O guardião infiel: o dólar em xeque

Na década de 1990, diante do aumento da criminalidade urbana, os Estados Unidos adotaram uma política de tolerância zero inspirada na lógica do “Three Strikes and You’re Out” — expressão do beisebol que, em termos penais, significava: errou três vezes, está fora. A regra era simples e dura: à terceira reincidência, o infrator perdia a liberdade. Curiosamente, essa mesma lógica pode ser aplicada hoje ao próprio comportamento dos Estados Unidos como guardião do dólar. Ao reincidir em decisões que comprometem a confiança global na sua moeda, o país ameaça a longevidade daquilo que sempre foi seu maior trunfo geopolítico: a centralidade do dólar.

Certa vez, em sala de aula na School of Advanced International Studies, da Johns Hopkins University, em Washington, DC,  quando aluno, perguntei a um professor de economia internacional como os Estados Unidos conseguiam sustentar tamanha dívida pública. Ele, sem titubear, tirou do bolso uma nota de 20 dólares e disse: “Enquanto o mundo confiar no emissor, isso continuará valendo.” Essa resposta simples carregava uma verdade essencial: o valor de uma moeda global repousa sobre confiança, não sobre papel. E é exatamente essa confiança que vem sendo corroída, pouco a pouco, por decisões tomadas ao longo das últimas décadas.

A primeira grande ruptura ocorreu em 1971, quando Richard Nixon abandonou o padrão-ouro e rompeu unilateralmente com os Acordos de Bretton Woods. Foi um movimento pragmático, sim — mas também a primeira demonstração clara de que os Estados Unidos estavam dispostos a mudar as regras do jogo conforme seus próprios interesses. A semente da desconfiança foi plantada.
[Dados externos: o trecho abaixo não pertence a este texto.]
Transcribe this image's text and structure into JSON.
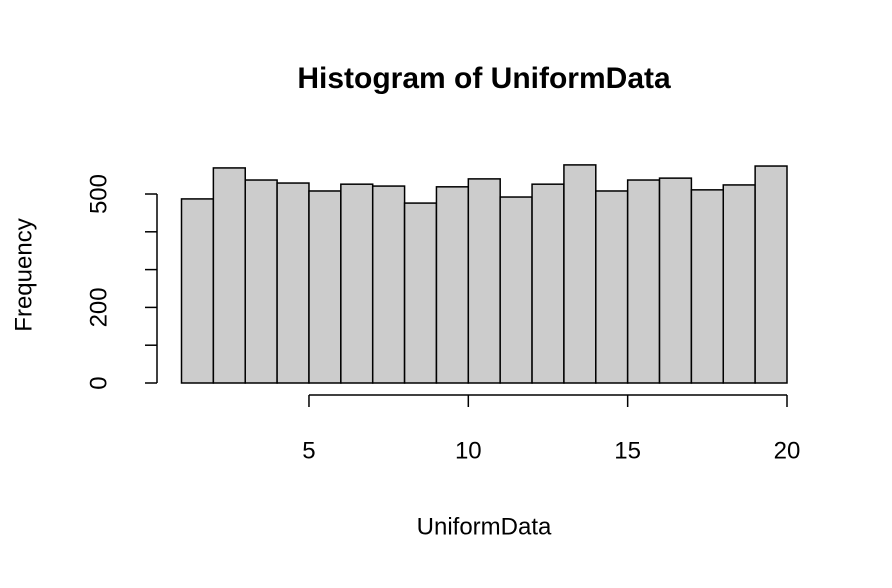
{
  "chart_data": {
    "type": "histogram",
    "title": "Histogram of UniformData",
    "x_label": "UniformData",
    "y_label": "Frequency",
    "bins": [
      1,
      2,
      3,
      4,
      5,
      6,
      7,
      8,
      9,
      10,
      11,
      12,
      13,
      14,
      15,
      16,
      17,
      18,
      19,
      20
    ],
    "values": [
      487,
      569,
      537,
      529,
      508,
      526,
      521,
      476,
      519,
      540,
      492,
      526,
      577,
      508,
      537,
      542,
      511,
      524,
      574
    ],
    "color": "#cccccc",
    "xlim": [
      1,
      20
    ],
    "xticks": [
      5,
      10,
      15,
      20
    ],
    "ylim": [
      0,
      577
    ],
    "yticks": [
      0,
      {
        "value": 100,
        "label": null
      },
      200,
      {
        "value": 300,
        "label": null
      },
      {
        "value": 400,
        "label": null
      },
      500
    ]
  }
}
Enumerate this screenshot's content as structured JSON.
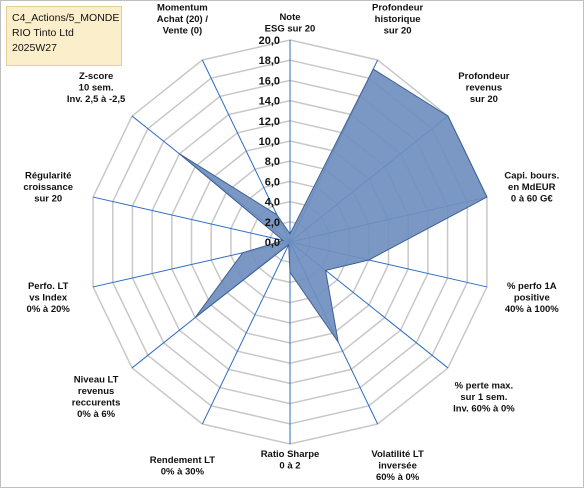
{
  "header": {
    "line1": "C4_Actions/5_MONDE",
    "line2": "RIO Tinto Ltd",
    "line3": "2025W27"
  },
  "colors": {
    "fill": "#6f8fbe",
    "stroke": "#3f5f96",
    "grid": "#c8c8c8",
    "axis": "#2e6cc4",
    "title_bg": "#fbeecb"
  },
  "chart_data": {
    "type": "radar",
    "title": "",
    "r_range": [
      0,
      20
    ],
    "r_ticks": [
      "0,0",
      "2,0",
      "4,0",
      "6,0",
      "8,0",
      "10,0",
      "12,0",
      "14,0",
      "16,0",
      "18,0",
      "20,0"
    ],
    "grid": true,
    "categories": [
      [
        "Note",
        "ESG sur 20"
      ],
      [
        "Profondeur",
        "historique",
        "sur 20"
      ],
      [
        "Profondeur",
        "revenus",
        "sur 20"
      ],
      [
        "Capi. bours.",
        "en MdEUR",
        "0 à 60 G€"
      ],
      [
        "% perfo 1A",
        "positive",
        "40% à 100%"
      ],
      [
        "% perte max.",
        "sur 1 sem.",
        "Inv. 60% à 0%"
      ],
      [
        "Volatilité LT",
        "inversée",
        "60% à 0%"
      ],
      [
        "Ratio Sharpe",
        "0 à 2"
      ],
      [
        "Rendement LT",
        "0% à 30%"
      ],
      [
        "Niveau LT",
        "revenus",
        "reccurents",
        "0% à 6%"
      ],
      [
        "Perfo. LT",
        "vs Index",
        "0% à 20%"
      ],
      [
        "Régularité",
        "croissance",
        "sur 20"
      ],
      [
        "Z-score",
        "10 sem.",
        "Inv. 2,5 à -2,5"
      ],
      [
        "Momentum",
        "Achat (20) /",
        "Vente (0)"
      ]
    ],
    "values": [
      0.8,
      19.0,
      20.0,
      20.0,
      8.0,
      4.5,
      11.0,
      3.0,
      0.3,
      12.0,
      4.8,
      0.7,
      14.0,
      3.0
    ]
  }
}
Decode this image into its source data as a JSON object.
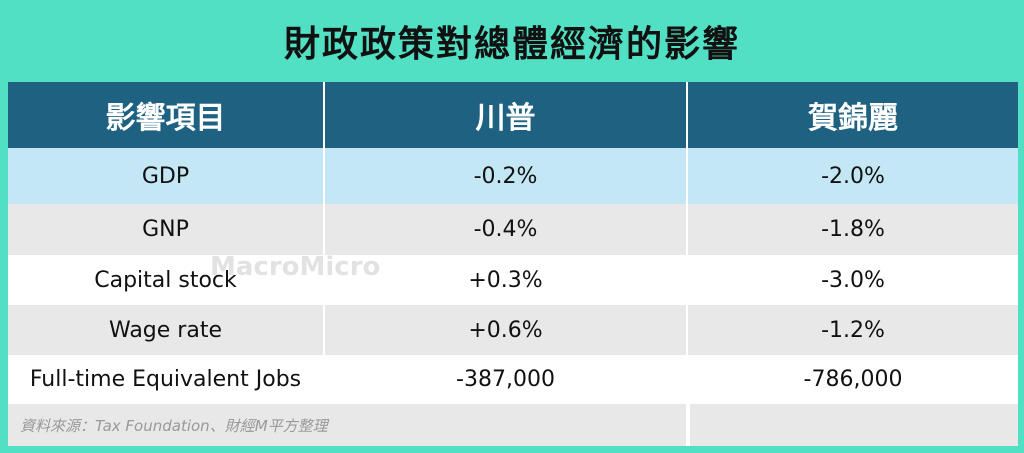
{
  "title": "財政政策對總體經濟的影響",
  "table": {
    "header": [
      "影響項目",
      "川普",
      "賀錦麗"
    ],
    "rows": [
      [
        "GDP",
        "-0.2%",
        "-2.0%"
      ],
      [
        "GNP",
        "-0.4%",
        "-1.8%"
      ],
      [
        "Capital stock",
        "+0.3%",
        "-3.0%"
      ],
      [
        "Wage rate",
        "+0.6%",
        "-1.2%"
      ],
      [
        "Full-time Equivalent Jobs",
        "-387,000",
        "-786,000"
      ]
    ]
  },
  "source": "資料來源：Tax Foundation、財經M平方整理",
  "watermark": "MacroMicro"
}
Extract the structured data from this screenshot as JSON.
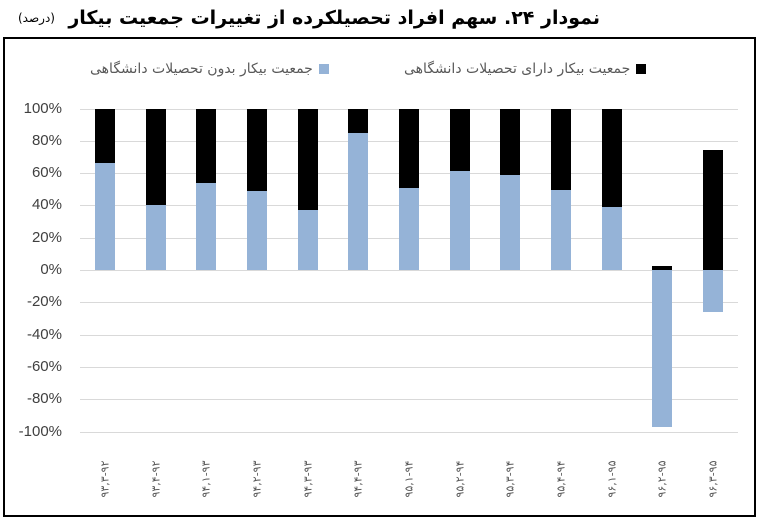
{
  "header": {
    "title": "نمودار ۲۴. سهم افراد تحصیلکرده از تغییرات جمعیت بیکار",
    "unit": "(درصد)"
  },
  "colors": {
    "with_university": "#000000",
    "without_university": "#95b3d7",
    "grid": "#d9d9d9",
    "frame": "#000000"
  },
  "legend": [
    {
      "label": "جمعیت بیکار دارای تحصیلات دانشگاهی",
      "color": "#000000"
    },
    {
      "label": "جمعیت بیکار بدون تحصیلات دانشگاهی",
      "color": "#95b3d7"
    }
  ],
  "chart_data": {
    "type": "bar",
    "stacked": true,
    "title": "نمودار ۲۴. سهم افراد تحصیلکرده از تغییرات جمعیت بیکار",
    "unit_label": "(درصد)",
    "xlabel": "",
    "ylabel": "",
    "ylim": [
      -100,
      100
    ],
    "yticks": [
      "100%",
      "80%",
      "60%",
      "40%",
      "20%",
      "0%",
      "-20%",
      "-40%",
      "-60%",
      "-80%",
      "-100%"
    ],
    "grid": true,
    "legend_position": "top",
    "categories": [
      "۹۳,۳-۹۲",
      "۹۳,۴-۹۲",
      "۹۴,۱-۹۳",
      "۹۴,۲-۹۳",
      "۹۴,۳-۹۳",
      "۹۴,۴-۹۳",
      "۹۵,۱-۹۴",
      "۹۵,۲-۹۴",
      "۹۵,۳-۹۴",
      "۹۵,۴-۹۴",
      "۹۶,۱-۹۵",
      "۹۶,۲-۹۵",
      "۹۶,۳-۹۵"
    ],
    "series": [
      {
        "name": "جمعیت بیکار بدون تحصیلات دانشگاهی",
        "color": "#95b3d7",
        "values": [
          66,
          40,
          54,
          49,
          37,
          85,
          51,
          61,
          59,
          49.5,
          39,
          -97.5,
          -26
        ]
      },
      {
        "name": "جمعیت بیکار دارای تحصیلات دانشگاهی",
        "color": "#000000",
        "values": [
          34,
          60,
          46,
          51,
          63,
          15,
          49,
          39,
          41,
          50.5,
          61,
          2.5,
          74.5
        ]
      }
    ]
  }
}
A segunda “infração” veio em 2008, com a crise financeira. O governo Bush, ao implementar o quantitative easing, inundou os mercados com trilhões de dólares recém-criados. Salvou bancos, mas desvalorizou a moeda e prejudicou economias que mantinham reservas em dólar. O mundo suportou, mas não esqueceu.

A terceira e mais recente falta veio sob o governo Trump. Com o discurso de reindustrialização dos EUA, medidas protecionistas foram tomadas de forma abrupta e unilateral. Tarifas foram impostas, acordos rompidos, o multilateralismo abandonado. Embora o objetivo de fortalecer a indústria americana fosse legítimo, os meios escolhidos corroeram ainda mais a previsibilidade do dólar como moeda global. Como declarou recentemente o atual Secretário de Estado, Marco Rubio, os Estados Unidos não podem ser apenas uma nação de serviços. Mas a reconstrução da base industrial não pode ocorrer às custas da estabilidade do sistema monetário internacional.

Se pensarmos em estabilidade — valor fundamental para qualquer moeda de referência —, o governo norte-americano tem deixado muito a desejar. A condução econômica, tanto no plano doméstico quanto internacional, revela um padrão preocupante de imprevisibilidade e priorização do curto prazo. Os Estados Unidos estão agindo como um guardião infiel da própria moeda que os projeta globalmente.

O mundo começa a reagir. A Rússia e a China avançam na desdolarização. Bancos centrais diversificam suas reservas. Moedas digitais e alternativas tecnológicas surgem com força. O dólar não desaparecerá amanhã — mas seu papel como pilar incontestável da ordem econômica global já está em xeque.

A confiança é lenta para se construir, rápida para se perder e quase impossível de restaurar. E, se os Estados Unidos seguirem reincidindo, talvez descubram — tarde demais — que na economia global também vale a regra do “Three Strikes and You’re Out”.